Lest this mayhem seem merely senseless, it must be said that Clint to a large degree keeps it under close rein. Also it is just one side of the coin. There is the urge to be a good actor and a gentleman. There is even a great gentleness.
He says: “There is a lot of the wayward bum in me. I’m the kind who heads for the worst place in town. Yet part of me wants to climb out of this cowboy suit and into a tuxedo.
“Sometimes I yearn to just do something where I don’t have to think. I don’t have many material needs. I only have this hunger.”
The hunger began in childhood in Oakland, Cal. Eastwood’s father, Clinton Sr., was a quiet, soft-spoken man who was also one of the finest athletes Piedmont High School ever turned out. But in Clint’s youth his father “had to scrounge around for a buck” in a wartime shipyard. Later he became a successful container-corporation executive. One of Clint’s earliest hungers was “to be someone,” perhaps a star athlete like his father. But, he says, he had to fight “shyness, an introverted nature and a reputation for nonconformity.”
At 17 he began to wander. He was a lumberjack in the Northwest for a while, a lifeguard and just plain bum. He did a stint at Fort Ord, Cal., where he was the swimming instructor. In 1952 he wandered down to Los Angeles, mainly because Maggie Johnson, a coed, now a bathing-suit model, whom he was to marry, lived there. First thing he knew he was out of Los Angeles City College and, on the urging of a friend with “connections,” into Universal-International studios.

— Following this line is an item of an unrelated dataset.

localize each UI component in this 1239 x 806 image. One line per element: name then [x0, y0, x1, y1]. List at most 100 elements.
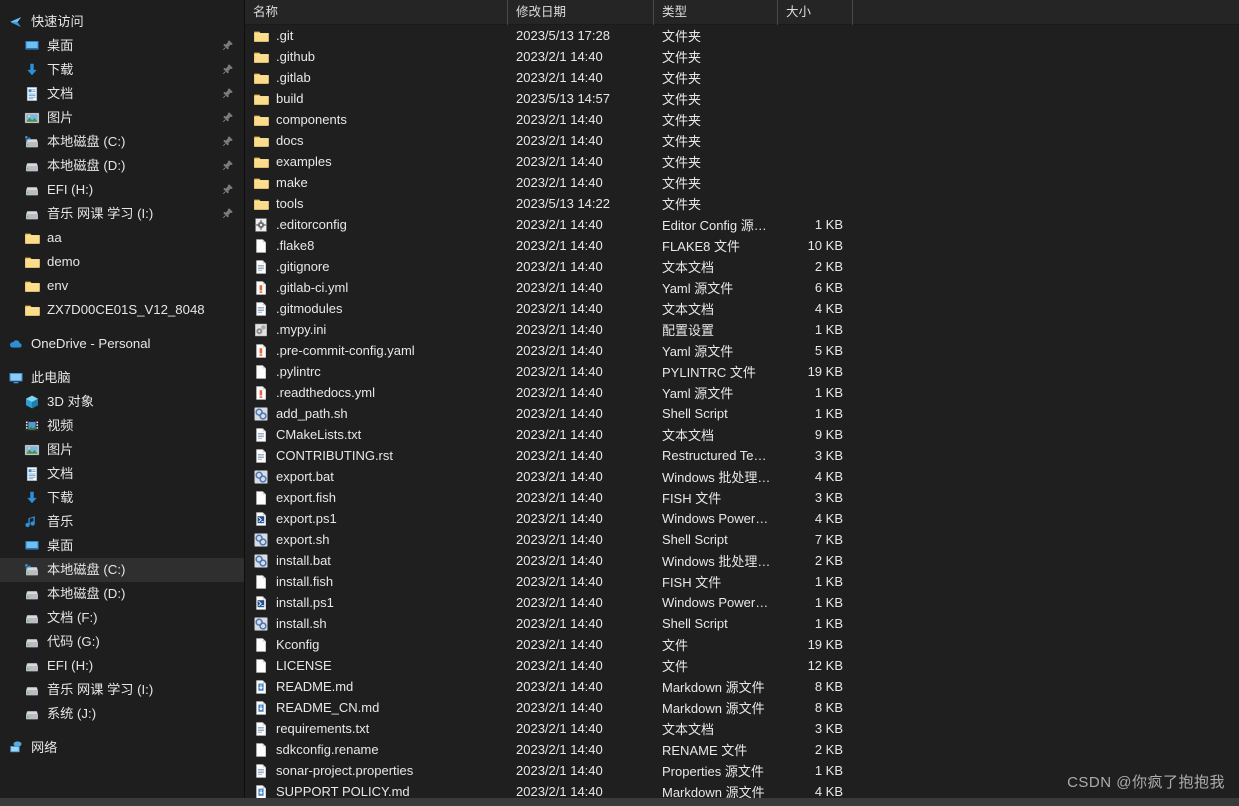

“I had never even been in a Sunday school pageant,” Clint explains. “But I wanted to see a studio. It never occurred to me I could be an actor — you had to be an extrovert, or the suave type with all the answers. Later I began to see that it is good to hold on to what you are. If you involve yourself in a performance, it doesn’t matter what you are, extrovert or not.”
For four frustrating years virtually nothing happened. He did bits, including one in a monster picture.

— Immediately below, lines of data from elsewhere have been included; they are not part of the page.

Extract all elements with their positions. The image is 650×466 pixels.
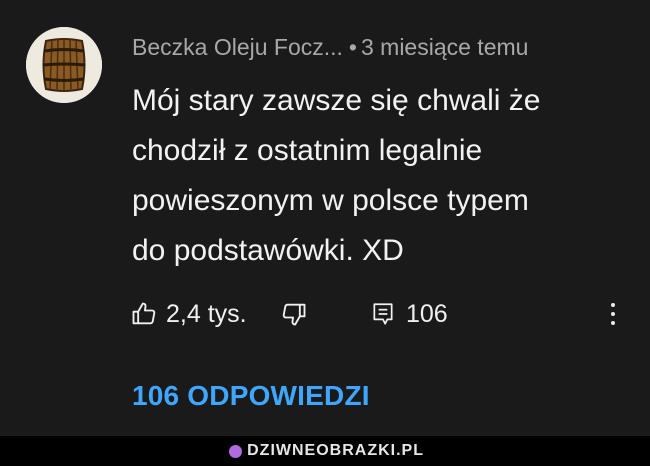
timestamp: 3 miesiące temu <box>360 34 529 60</box>
thumbs-down-icon <box>282 303 306 326</box>
avatar[interactable] <box>26 27 102 103</box>
author-name[interactable]: Beczka Oleju Focz... <box>132 34 343 60</box>
comment-header: Beczka Oleju Focz... • 3 miesiące temu <box>132 34 528 61</box>
more-vert-icon[interactable] <box>603 296 623 332</box>
brand-logo-icon <box>229 444 243 458</box>
comment-line: chodził z ostatnim legalnie <box>132 134 483 167</box>
like-count: 2,4 tys. <box>166 299 247 328</box>
dislike-button[interactable] <box>280 298 308 330</box>
view-replies-button[interactable]: 106 ODPOWIEDZI <box>132 380 370 412</box>
comment-text: Mój stary zawsze się chwali że chodził z… <box>132 76 632 276</box>
comment-icon <box>373 303 393 325</box>
comment-line: do podstawówki. XD <box>132 234 404 267</box>
watermark-text: DZIWNEOBRAZKI.PL <box>247 442 424 459</box>
reply-button[interactable]: 106 <box>370 298 448 330</box>
watermark: DZIWNEOBRAZKI.PL <box>229 442 424 459</box>
thumbs-up-icon <box>132 302 156 325</box>
reply-count: 106 <box>406 299 448 328</box>
barrel-icon <box>26 27 102 103</box>
comment-actions: 2,4 tys. 106 <box>130 298 630 330</box>
comment-line: powieszonym w polsce typem <box>132 184 529 217</box>
like-button[interactable]: 2,4 tys. <box>130 298 247 330</box>
watermark-bar: DZIWNEOBRAZKI.PL <box>0 436 650 466</box>
comment-line: Mój stary zawsze się chwali że <box>132 84 541 117</box>
separator-dot: • <box>348 34 357 60</box>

Charles Marquis Warren, Rawhide’s creator, rescued him by casting him as Rowdy Yates, the easygoing, slightly naive trail hand in Rawhide. “Because,” says Warren, “that’s what he appeared to be.” When the show, after a slow start, became successful, he developed what can only be described as a compelling sense of the rightness of his position in regard to it.
Says one close to Rawhide since the outset: “They [Eastwood and Fleming] tended more and more to take over the show.” Says a friend from the old days, Fritz Manes: “Clint has a philosophy about this. He feels he and Eric are the intrinsic force behind Rawhide, not an outsider.”
A fight to the finish
So goes the familiar battle for identity — except Eastwood’s is clearly a fight to the finish, and it is a good bet that nothing will stand in his way.

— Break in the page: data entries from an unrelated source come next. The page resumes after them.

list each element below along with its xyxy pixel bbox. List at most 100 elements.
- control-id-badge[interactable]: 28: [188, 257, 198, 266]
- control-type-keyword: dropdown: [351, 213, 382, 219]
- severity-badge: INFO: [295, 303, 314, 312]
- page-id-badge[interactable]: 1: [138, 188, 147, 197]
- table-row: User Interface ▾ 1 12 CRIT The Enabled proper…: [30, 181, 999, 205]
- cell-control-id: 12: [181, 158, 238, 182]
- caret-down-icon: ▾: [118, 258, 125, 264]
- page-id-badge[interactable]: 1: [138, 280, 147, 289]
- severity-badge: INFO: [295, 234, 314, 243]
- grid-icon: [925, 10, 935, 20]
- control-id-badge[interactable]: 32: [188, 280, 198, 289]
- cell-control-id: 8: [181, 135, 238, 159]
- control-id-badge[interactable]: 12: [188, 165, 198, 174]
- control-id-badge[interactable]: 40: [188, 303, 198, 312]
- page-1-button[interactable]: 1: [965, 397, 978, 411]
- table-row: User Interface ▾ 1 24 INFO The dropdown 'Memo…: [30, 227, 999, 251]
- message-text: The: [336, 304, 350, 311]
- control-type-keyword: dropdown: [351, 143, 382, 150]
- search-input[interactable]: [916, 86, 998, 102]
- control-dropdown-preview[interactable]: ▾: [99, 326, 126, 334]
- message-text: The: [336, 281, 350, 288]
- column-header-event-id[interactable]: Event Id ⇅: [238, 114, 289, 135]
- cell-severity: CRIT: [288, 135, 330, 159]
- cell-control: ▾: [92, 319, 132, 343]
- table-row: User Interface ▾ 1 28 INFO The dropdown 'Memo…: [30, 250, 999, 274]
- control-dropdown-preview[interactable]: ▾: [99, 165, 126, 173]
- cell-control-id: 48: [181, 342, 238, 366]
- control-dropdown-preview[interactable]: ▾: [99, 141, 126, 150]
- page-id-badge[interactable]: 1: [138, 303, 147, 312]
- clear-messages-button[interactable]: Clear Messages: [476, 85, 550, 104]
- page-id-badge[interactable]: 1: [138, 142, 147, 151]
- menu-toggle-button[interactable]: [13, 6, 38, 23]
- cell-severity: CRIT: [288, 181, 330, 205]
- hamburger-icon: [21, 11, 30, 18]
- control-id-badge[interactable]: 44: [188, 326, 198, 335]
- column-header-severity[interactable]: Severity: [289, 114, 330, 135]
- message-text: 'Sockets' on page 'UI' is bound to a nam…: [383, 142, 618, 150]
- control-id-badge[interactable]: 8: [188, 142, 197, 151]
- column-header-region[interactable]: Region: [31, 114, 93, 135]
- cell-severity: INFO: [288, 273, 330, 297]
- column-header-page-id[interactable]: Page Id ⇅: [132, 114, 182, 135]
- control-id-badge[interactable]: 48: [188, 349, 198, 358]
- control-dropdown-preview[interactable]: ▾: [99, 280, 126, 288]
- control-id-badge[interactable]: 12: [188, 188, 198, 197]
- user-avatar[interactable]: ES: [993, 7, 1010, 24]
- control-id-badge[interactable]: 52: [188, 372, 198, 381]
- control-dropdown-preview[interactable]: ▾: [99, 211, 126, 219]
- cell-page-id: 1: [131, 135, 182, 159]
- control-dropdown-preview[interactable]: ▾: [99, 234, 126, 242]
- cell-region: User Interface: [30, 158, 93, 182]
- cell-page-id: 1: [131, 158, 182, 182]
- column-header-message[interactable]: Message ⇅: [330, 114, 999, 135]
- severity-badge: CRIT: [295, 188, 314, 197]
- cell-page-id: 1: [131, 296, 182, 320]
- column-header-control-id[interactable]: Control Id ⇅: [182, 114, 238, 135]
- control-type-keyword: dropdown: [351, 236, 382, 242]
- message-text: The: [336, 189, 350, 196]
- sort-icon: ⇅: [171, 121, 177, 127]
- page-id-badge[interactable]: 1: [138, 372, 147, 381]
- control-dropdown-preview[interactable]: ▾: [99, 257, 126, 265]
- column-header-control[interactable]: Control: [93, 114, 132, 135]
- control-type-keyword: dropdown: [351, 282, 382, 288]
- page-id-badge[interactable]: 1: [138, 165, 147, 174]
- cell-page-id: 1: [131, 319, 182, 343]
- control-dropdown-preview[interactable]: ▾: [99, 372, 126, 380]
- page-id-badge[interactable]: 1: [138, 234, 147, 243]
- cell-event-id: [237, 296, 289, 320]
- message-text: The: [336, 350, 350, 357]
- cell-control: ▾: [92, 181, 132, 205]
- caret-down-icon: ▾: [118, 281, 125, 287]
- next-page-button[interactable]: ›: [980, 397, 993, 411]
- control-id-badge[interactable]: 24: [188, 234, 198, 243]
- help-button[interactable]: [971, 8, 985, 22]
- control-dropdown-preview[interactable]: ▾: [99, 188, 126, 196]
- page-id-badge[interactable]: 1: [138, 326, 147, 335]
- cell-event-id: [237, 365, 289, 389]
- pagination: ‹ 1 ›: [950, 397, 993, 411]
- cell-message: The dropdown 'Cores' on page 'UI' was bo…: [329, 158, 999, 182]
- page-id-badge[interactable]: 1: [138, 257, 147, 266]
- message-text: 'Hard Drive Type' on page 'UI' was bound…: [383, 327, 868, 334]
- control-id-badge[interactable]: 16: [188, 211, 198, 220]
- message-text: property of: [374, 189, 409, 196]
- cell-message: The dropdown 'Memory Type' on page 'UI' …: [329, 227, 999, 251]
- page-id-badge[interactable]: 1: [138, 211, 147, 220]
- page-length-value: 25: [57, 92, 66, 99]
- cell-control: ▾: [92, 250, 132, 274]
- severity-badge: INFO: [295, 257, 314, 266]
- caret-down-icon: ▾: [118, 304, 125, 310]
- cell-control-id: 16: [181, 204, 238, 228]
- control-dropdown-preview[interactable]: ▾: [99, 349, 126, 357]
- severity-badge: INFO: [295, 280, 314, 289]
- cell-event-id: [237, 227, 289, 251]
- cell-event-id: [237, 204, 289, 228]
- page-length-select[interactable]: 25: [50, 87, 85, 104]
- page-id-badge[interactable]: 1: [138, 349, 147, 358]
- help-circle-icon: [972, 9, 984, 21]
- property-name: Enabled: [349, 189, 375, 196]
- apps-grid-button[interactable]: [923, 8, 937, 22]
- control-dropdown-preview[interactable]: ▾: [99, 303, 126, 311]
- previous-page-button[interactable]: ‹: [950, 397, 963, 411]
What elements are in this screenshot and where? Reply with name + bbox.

Otherwise, almost everything seems in some strange way expendable. This might almost be said to include his family. Clint’s long-time press agent — a woman — explains: “His wife, Maggie, is crazy about him. And he about her. But Clint is the kind who does what he wants to do when he wants to do it. She does the adjusting.” The modest house — which Clint tends to view even now as an alarming responsibility — is bereft of all the usual untidy impedimenta of everyday living — stripped to bare essentials as one would strip a race car.
“I like women,” Eastwood says. “Always have. Maggie? She’s got a few marbles. Kids? We keep putting them off. I don’t feel I have a duty and — well, I am not so egotistical as to think I have to have something in my image.”